Suppose $K$ is a field of characteristic $\neq 2$ and suppose $c \in K\setminus K^2$ and $F=K(\sqrt{c})$. Suppose $\alpha=a+b\sqrt{c}$ with $a,b\in K$ so that $\alpha \notin K^2$ and $E=F(\sqrt{\alpha})$. Prove the following equivalences(prove they imply each other):
-$E/K$ is a Galois extension
-$E=F(\sqrt{\alpha'})$ with $\alpha'=a-b\sqrt{c}$
-$\alpha\alpha'=a^2-b^2c\in K^2$ or $c\alpha\alpha'\in K^2$
I am sorry about the lay out, I have no clue how to do it. I am following a beginner course in Galois theory and I really don't know how to start this exercise. Any help is appreciated! Thanks
To understand when $E/K$ might be Galois, it helps to try to write down the minimal polynomial for the generator $\sqrt{\alpha}$ over $K$. Set $\gamma = \sqrt{\alpha}$. Also, set $\alpha' = a-b\sqrt{c}$ and pick $\gamma'$ to be a square root of $\alpha'$. One can guess that when $E/K$ is Galois, then the conjugates of $\gamma$ are $-\gamma$, $\gamma'$, and $-\gamma'$. In fact,
$$ (x - \gamma) (x+ \gamma) (x-\gamma') (x+\gamma') = \left(x^2 - (a+b\sqrt{c}) \right) \left( x^2 - (a-b\sqrt{c}) \right)\\ = x^4 - 2a x^2 + (a^2 - b^2 c) $$
Thus, if this polynomial splits in $E/K$, then $E/K$ will be Galois. Conversely, if $E/K$ is Galois, then some automorphism of $E$ will take $\alpha$ to $\alpha'$ and hence $\gamma$ to $\gamma'$, and hence the polynomial splits.

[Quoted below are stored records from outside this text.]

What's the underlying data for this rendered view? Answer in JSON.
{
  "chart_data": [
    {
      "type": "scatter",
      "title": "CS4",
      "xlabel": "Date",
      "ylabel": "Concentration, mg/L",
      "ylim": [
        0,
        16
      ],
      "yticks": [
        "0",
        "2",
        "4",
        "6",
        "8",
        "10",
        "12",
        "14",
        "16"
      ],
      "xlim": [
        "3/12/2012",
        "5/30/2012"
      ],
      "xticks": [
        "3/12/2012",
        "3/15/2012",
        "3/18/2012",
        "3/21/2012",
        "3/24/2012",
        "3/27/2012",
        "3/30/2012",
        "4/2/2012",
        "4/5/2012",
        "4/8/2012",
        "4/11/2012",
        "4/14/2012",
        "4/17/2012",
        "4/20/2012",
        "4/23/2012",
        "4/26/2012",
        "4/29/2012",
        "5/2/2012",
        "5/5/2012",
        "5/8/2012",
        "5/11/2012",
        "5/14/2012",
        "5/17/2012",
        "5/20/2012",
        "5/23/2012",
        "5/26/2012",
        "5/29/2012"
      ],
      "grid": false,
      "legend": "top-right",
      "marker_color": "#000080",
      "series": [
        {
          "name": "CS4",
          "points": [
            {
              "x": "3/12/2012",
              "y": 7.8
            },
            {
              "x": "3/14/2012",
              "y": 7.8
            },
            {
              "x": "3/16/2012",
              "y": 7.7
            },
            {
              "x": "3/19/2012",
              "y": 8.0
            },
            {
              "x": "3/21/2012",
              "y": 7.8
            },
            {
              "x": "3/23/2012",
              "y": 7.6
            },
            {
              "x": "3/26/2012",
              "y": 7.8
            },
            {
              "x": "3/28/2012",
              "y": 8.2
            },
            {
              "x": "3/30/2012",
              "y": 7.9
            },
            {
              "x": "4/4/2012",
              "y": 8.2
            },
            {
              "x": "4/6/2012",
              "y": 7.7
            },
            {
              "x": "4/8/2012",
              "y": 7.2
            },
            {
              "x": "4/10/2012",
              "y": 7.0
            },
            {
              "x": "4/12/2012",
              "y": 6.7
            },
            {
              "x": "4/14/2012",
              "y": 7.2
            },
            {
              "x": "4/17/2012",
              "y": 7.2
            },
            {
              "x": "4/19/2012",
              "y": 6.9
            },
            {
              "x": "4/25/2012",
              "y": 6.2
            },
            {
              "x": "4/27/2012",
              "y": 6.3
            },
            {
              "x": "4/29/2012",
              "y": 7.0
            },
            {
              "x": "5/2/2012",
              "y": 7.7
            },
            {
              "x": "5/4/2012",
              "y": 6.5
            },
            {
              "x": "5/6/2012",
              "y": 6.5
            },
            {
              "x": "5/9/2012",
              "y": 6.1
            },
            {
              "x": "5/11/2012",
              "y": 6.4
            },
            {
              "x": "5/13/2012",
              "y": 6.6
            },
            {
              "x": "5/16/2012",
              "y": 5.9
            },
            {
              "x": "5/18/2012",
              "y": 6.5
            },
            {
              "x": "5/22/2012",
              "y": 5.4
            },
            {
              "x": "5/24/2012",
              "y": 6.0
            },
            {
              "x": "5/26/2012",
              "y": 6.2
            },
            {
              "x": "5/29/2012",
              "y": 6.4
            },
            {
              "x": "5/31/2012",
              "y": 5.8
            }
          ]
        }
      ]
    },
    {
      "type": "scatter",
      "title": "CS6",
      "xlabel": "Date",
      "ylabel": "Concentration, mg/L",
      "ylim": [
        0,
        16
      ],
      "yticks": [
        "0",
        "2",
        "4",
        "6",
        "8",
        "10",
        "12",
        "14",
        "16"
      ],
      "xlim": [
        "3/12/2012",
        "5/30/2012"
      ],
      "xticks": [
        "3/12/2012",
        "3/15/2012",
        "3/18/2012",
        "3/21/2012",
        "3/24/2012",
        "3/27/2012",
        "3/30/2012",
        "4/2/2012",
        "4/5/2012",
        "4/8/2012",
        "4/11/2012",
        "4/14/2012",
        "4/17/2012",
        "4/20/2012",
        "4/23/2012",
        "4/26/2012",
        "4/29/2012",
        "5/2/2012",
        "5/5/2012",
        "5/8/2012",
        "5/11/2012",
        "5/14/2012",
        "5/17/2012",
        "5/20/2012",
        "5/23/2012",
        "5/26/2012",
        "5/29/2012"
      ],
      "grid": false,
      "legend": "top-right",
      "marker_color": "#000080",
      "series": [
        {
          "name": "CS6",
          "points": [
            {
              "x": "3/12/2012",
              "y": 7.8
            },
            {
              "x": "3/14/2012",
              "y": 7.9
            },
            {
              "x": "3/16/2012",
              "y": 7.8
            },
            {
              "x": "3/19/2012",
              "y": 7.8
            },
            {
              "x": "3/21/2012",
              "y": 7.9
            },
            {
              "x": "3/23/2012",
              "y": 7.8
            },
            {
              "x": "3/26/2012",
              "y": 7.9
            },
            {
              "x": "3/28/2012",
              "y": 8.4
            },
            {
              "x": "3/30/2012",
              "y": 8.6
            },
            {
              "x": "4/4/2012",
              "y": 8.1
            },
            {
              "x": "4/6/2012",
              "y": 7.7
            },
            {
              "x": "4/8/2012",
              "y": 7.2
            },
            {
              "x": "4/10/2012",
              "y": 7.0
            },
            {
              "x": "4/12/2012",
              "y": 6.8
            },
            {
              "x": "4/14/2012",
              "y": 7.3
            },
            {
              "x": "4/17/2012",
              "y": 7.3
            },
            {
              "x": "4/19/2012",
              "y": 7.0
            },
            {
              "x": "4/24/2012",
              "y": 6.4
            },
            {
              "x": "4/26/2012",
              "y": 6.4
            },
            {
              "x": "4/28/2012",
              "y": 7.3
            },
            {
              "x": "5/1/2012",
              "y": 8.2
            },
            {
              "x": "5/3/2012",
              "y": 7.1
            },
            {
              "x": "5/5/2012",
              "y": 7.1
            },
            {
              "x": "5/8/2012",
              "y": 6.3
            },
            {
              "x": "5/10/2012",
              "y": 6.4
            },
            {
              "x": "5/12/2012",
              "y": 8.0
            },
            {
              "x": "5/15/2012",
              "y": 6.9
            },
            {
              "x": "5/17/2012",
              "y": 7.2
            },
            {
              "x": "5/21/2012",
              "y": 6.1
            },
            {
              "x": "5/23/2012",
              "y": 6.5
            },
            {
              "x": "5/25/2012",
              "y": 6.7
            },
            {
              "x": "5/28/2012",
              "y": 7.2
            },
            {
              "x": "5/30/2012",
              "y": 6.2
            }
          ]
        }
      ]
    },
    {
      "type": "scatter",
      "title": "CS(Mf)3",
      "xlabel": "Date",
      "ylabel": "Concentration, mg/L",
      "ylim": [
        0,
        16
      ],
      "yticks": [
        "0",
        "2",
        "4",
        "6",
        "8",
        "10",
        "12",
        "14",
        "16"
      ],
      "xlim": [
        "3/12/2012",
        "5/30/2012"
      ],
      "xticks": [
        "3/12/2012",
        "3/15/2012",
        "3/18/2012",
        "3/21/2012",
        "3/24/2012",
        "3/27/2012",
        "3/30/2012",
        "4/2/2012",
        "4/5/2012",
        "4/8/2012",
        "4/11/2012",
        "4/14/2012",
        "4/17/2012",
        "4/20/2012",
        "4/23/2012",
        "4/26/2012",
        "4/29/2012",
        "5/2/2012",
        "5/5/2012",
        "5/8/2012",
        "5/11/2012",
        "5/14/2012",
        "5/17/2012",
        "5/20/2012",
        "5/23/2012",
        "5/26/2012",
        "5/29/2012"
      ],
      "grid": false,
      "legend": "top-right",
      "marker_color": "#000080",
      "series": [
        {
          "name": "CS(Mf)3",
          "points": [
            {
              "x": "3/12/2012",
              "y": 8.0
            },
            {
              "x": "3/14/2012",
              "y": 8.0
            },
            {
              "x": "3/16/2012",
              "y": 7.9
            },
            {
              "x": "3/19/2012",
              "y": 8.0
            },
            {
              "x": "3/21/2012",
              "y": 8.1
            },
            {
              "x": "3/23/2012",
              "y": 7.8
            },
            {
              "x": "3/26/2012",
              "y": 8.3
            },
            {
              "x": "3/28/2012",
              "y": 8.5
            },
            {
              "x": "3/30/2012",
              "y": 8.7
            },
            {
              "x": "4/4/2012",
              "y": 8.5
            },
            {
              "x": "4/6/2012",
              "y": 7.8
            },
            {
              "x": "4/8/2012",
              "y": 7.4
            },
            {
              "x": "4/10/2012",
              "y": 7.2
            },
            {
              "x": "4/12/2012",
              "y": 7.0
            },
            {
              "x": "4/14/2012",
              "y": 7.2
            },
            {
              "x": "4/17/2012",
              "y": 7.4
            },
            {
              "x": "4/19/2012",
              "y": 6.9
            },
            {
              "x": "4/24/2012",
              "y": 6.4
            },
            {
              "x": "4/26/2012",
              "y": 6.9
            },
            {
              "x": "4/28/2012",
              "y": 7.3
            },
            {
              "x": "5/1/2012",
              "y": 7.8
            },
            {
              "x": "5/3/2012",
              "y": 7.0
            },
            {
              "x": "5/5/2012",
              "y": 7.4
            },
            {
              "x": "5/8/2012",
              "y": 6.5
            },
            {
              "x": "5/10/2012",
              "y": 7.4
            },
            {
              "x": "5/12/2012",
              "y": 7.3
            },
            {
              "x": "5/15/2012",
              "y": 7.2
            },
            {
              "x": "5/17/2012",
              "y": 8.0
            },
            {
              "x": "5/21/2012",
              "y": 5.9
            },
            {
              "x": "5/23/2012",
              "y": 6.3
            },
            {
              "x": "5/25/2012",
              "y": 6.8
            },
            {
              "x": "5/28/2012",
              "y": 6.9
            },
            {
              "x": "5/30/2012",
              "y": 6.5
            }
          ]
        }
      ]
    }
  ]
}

To summarize, $E/K$ is Galois if and only if $\gamma' = \sqrt{\alpha'}$ is in $E$. The equivalence of the first two statements follows almost immediately from this.
For the equivalence with the third statement, I suggest trying to show that if $E/K$ is Galois, then $\alpha\alpha'$ is in $\left(F^{\times} \right)^2 \cap K$ by considering the action of various authomorphisms on $\sqrt{\alpha}$ and $\sqrt{\alpha'}$. Then try to show that every element of this intersection is either in $\left(K^{\times} \right)^2$ or is $c$ times such an element. The converse can be shown by assuming that $\alpha \alpha'$ is in $\left(F^{\times} \right)^2 \cap K$ and showing that $\sqrt{\alpha'} \in E$.